Spain will invest pound 14.9 billion ($16 billion) in water projects over the coming years to alleviate drought, Teresa Ribera, the country's environment minister, announced on Tuesday.
Nearly pound 12 billion of the investment will go towards projects like desalination, water reuse, making pipelines more efficient, and regulating other infrastructures.
The other more than pound 3 billion will go towards 'digitizing water' with new technologies and big data, which the government says will be a 'qualitative leap' in terms of managing water and the drought.
According to the government, 14.6% of Spain is currently in the throes of a 'drought emergency,' while a further 27.4% is on alert for drought.
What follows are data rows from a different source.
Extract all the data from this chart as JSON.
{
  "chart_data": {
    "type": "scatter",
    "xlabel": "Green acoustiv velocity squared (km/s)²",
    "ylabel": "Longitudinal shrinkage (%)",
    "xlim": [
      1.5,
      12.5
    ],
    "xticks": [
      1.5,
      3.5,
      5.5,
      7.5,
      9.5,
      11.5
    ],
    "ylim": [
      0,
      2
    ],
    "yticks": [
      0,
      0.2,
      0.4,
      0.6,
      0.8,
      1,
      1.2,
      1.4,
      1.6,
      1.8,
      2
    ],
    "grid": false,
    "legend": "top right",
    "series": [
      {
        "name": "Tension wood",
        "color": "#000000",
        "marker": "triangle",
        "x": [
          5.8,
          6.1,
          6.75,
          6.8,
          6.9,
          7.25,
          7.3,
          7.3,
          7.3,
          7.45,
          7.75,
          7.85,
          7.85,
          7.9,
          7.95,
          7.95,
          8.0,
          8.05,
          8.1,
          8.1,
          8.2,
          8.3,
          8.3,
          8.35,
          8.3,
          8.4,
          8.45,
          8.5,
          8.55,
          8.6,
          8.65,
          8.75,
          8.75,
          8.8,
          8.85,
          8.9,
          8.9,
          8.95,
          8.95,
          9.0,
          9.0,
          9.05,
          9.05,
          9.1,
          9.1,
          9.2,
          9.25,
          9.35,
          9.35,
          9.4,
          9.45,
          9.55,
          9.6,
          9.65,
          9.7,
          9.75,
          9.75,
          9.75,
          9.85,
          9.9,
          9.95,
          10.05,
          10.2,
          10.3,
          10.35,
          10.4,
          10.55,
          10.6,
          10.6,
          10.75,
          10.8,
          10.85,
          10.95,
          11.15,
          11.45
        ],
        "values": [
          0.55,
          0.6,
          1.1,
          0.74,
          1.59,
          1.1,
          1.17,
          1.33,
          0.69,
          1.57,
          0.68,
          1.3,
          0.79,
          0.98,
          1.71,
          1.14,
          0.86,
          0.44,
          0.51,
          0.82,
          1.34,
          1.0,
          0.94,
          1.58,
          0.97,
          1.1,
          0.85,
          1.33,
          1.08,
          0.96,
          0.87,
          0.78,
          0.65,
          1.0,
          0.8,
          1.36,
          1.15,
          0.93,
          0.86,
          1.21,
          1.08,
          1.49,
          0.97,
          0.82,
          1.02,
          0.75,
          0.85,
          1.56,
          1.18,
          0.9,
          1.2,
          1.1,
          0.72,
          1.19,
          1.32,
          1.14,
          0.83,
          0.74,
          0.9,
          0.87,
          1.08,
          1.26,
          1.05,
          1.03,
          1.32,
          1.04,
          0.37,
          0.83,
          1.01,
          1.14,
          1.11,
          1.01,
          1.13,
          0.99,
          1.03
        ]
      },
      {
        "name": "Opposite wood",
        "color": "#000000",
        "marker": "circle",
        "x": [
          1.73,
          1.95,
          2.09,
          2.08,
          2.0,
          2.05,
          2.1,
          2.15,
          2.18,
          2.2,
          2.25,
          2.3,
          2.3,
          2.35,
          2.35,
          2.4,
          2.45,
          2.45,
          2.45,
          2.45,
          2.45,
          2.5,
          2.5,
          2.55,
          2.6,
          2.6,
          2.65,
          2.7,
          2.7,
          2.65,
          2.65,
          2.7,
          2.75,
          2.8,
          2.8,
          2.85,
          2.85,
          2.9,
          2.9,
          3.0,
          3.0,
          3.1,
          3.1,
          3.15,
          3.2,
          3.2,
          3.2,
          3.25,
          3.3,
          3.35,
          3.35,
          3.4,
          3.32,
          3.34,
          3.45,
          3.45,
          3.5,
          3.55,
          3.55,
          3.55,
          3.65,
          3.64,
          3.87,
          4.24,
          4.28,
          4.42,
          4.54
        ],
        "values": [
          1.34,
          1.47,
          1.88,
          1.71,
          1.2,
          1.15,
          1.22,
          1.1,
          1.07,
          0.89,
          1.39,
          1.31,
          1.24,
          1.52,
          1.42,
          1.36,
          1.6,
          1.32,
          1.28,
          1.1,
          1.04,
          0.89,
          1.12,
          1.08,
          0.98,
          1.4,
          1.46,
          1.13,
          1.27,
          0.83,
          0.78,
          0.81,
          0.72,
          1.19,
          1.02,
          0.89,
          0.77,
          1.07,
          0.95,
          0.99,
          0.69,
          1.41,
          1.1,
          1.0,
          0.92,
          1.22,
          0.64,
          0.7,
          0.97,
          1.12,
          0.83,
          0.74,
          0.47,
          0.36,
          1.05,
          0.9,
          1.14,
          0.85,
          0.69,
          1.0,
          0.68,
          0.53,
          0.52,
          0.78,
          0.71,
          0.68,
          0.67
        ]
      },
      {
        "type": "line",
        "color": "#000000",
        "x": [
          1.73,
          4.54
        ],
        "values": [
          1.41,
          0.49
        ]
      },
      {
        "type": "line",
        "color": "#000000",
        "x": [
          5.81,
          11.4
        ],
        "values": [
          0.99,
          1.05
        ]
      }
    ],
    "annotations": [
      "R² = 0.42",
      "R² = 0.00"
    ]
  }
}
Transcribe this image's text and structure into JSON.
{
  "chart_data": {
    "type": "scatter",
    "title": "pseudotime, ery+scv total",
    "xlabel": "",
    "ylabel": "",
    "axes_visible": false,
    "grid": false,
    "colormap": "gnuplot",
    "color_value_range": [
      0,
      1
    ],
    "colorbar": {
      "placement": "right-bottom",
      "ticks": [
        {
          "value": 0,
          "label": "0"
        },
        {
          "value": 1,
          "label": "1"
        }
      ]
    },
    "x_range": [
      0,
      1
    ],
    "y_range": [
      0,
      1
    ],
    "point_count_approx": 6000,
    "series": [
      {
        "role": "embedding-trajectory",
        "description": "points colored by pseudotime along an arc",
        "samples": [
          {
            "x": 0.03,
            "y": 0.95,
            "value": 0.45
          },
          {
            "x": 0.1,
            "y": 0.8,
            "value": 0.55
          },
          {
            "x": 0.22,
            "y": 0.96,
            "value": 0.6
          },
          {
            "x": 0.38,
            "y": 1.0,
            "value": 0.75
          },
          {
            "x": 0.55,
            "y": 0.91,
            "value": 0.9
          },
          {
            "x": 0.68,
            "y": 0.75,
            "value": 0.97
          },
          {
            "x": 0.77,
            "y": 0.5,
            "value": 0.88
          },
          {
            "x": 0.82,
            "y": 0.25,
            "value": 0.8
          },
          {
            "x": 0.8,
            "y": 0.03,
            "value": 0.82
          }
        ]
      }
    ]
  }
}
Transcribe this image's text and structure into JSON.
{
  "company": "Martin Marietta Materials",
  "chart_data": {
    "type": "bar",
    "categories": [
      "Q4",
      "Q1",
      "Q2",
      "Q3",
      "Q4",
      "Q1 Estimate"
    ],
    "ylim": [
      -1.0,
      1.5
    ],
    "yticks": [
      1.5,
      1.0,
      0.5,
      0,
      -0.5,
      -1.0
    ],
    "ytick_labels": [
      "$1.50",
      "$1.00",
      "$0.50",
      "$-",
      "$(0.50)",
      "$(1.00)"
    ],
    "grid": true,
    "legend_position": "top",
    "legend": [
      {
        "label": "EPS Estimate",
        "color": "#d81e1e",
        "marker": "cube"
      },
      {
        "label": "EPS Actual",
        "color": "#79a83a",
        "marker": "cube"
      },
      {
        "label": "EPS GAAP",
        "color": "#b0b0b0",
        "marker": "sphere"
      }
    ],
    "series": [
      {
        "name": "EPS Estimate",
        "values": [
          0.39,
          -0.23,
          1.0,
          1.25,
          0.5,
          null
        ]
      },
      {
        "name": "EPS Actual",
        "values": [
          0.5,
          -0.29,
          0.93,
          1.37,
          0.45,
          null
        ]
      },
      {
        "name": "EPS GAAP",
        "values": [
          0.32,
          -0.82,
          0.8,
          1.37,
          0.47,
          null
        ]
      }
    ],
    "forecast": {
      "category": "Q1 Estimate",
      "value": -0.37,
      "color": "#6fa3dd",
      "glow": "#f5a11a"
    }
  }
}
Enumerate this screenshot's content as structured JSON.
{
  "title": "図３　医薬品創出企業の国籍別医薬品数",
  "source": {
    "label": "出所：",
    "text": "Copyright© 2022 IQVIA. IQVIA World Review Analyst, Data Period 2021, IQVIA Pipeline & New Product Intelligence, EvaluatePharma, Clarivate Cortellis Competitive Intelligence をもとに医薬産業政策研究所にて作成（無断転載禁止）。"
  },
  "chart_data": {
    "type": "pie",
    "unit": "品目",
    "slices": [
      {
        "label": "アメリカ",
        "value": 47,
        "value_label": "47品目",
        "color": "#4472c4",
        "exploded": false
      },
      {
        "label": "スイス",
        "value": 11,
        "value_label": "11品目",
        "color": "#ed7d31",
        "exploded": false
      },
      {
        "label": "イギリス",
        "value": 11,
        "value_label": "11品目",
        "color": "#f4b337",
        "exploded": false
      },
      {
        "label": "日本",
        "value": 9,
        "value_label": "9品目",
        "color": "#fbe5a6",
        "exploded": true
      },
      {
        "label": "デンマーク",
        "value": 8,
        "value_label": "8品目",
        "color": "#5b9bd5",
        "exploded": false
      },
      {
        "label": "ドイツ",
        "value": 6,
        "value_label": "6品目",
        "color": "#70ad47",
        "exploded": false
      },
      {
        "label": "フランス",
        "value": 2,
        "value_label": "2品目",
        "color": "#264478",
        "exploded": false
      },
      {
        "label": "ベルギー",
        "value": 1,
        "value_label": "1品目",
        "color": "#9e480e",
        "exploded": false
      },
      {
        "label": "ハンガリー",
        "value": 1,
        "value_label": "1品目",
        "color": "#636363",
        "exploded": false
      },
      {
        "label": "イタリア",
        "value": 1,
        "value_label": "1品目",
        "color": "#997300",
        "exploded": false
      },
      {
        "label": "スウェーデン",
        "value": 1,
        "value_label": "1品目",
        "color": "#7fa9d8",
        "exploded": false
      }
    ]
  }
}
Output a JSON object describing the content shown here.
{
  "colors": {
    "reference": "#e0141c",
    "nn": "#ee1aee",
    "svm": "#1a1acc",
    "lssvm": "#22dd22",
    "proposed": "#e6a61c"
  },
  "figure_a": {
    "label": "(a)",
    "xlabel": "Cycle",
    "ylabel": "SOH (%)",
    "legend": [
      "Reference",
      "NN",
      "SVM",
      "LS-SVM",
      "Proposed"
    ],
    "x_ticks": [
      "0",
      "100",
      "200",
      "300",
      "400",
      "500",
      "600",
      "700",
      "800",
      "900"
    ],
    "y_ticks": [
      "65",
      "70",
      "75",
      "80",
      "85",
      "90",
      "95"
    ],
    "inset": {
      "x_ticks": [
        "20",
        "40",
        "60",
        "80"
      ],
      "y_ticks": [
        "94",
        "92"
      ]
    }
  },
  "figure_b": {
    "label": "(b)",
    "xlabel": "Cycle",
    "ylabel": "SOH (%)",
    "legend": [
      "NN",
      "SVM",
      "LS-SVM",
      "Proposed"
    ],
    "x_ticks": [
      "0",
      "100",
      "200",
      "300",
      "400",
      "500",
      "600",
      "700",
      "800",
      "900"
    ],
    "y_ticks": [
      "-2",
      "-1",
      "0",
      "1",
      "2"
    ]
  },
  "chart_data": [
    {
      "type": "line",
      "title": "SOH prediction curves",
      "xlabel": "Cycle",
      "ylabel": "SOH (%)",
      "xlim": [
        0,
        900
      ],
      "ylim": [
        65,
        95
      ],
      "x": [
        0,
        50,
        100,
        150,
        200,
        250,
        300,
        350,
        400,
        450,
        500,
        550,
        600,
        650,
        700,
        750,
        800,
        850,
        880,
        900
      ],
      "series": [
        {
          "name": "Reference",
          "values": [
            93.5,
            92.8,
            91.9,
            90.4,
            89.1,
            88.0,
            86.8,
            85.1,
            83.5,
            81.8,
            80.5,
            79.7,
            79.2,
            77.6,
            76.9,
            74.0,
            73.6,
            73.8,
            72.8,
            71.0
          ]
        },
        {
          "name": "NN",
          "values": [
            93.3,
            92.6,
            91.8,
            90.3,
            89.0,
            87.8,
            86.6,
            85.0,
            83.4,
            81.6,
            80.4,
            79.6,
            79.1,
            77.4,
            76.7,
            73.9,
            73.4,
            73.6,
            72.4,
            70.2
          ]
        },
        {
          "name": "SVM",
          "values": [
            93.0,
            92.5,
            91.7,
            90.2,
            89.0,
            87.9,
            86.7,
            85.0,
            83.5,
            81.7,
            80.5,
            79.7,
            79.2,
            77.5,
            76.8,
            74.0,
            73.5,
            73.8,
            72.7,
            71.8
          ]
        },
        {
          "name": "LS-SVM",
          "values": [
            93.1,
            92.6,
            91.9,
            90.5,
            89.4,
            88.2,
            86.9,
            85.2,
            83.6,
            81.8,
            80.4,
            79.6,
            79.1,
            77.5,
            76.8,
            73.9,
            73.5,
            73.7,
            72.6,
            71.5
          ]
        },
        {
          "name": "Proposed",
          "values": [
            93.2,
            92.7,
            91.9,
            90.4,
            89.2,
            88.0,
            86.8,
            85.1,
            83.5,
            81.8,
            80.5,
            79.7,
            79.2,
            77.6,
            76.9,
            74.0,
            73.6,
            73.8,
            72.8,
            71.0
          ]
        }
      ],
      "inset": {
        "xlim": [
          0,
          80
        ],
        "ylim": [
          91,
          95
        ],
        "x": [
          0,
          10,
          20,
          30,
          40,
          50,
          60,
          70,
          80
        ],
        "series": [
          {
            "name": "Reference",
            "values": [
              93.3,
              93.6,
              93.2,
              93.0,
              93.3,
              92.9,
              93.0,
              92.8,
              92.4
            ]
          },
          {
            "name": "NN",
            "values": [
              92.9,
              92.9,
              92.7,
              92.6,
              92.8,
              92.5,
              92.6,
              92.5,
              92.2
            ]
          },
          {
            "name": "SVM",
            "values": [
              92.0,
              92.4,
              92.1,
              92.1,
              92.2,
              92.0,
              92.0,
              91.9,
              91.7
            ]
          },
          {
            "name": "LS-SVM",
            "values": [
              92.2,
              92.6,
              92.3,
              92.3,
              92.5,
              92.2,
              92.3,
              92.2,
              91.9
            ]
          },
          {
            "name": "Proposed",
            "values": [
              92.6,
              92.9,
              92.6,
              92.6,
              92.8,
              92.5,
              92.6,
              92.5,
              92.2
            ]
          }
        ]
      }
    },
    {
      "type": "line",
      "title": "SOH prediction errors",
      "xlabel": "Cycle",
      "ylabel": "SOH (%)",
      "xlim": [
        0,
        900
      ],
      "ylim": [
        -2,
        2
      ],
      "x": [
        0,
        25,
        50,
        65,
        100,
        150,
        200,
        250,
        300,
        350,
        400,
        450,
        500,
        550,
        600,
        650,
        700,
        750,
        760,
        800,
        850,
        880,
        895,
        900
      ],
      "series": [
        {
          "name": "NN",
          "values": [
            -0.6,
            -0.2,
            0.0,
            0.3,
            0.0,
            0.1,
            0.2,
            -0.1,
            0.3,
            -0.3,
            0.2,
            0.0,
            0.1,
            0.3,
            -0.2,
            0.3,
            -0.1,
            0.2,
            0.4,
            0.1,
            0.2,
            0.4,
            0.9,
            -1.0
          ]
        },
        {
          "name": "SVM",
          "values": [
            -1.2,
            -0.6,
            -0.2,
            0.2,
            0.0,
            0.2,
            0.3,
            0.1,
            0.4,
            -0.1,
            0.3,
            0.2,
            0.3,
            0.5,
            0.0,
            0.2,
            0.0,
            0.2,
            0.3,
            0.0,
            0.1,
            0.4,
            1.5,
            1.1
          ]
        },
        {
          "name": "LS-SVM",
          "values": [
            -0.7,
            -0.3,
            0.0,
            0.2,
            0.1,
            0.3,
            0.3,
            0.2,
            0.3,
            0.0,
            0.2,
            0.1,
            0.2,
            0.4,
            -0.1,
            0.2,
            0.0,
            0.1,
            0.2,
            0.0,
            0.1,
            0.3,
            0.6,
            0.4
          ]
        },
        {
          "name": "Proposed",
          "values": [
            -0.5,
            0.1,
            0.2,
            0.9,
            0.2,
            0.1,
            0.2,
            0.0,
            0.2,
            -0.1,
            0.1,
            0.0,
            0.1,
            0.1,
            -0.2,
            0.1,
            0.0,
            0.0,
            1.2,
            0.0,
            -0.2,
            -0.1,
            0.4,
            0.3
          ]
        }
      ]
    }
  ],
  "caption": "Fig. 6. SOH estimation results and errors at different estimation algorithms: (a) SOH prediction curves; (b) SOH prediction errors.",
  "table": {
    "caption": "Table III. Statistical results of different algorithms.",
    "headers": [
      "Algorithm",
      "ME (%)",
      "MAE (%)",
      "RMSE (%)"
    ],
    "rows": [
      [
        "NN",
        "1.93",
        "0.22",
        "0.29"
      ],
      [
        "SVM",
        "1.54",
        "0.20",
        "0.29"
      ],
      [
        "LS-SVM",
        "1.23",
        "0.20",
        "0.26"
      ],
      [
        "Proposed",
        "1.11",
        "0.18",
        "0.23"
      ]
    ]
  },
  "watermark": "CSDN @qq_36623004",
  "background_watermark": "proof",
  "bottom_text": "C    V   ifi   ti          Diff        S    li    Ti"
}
Although torrential rains from the recent storm brought much-needed water to some parts of Spain, the government said it has not solved the existing problems.
It also said climate change is making Spain more vulnerable to drought than other European nations. That is why it is moving to optimize available water to decrease the socio-economic impacts of a lack of rainfall.
Due to the drought, the government estimates that grain production dropped 40% this year compared to the last year. As a result, Spain will have to import around 20 million tons of it.
Fruit and vegetable production has also been hit. The government said that in Andalusia, instead of planting tomatoes on the usual 6,600 hectares (16,308 acres) of land this year, the drought dramatically reduced the production area to 1,700 hectares (4.200 acres).
The government also warned that Spain is set to see the second poor olive oil yield in a row, although figures suggest the 2023 season will be slightly better than last year's. The weather in the coming weeks will be key, as the new season begins on Oct. 1.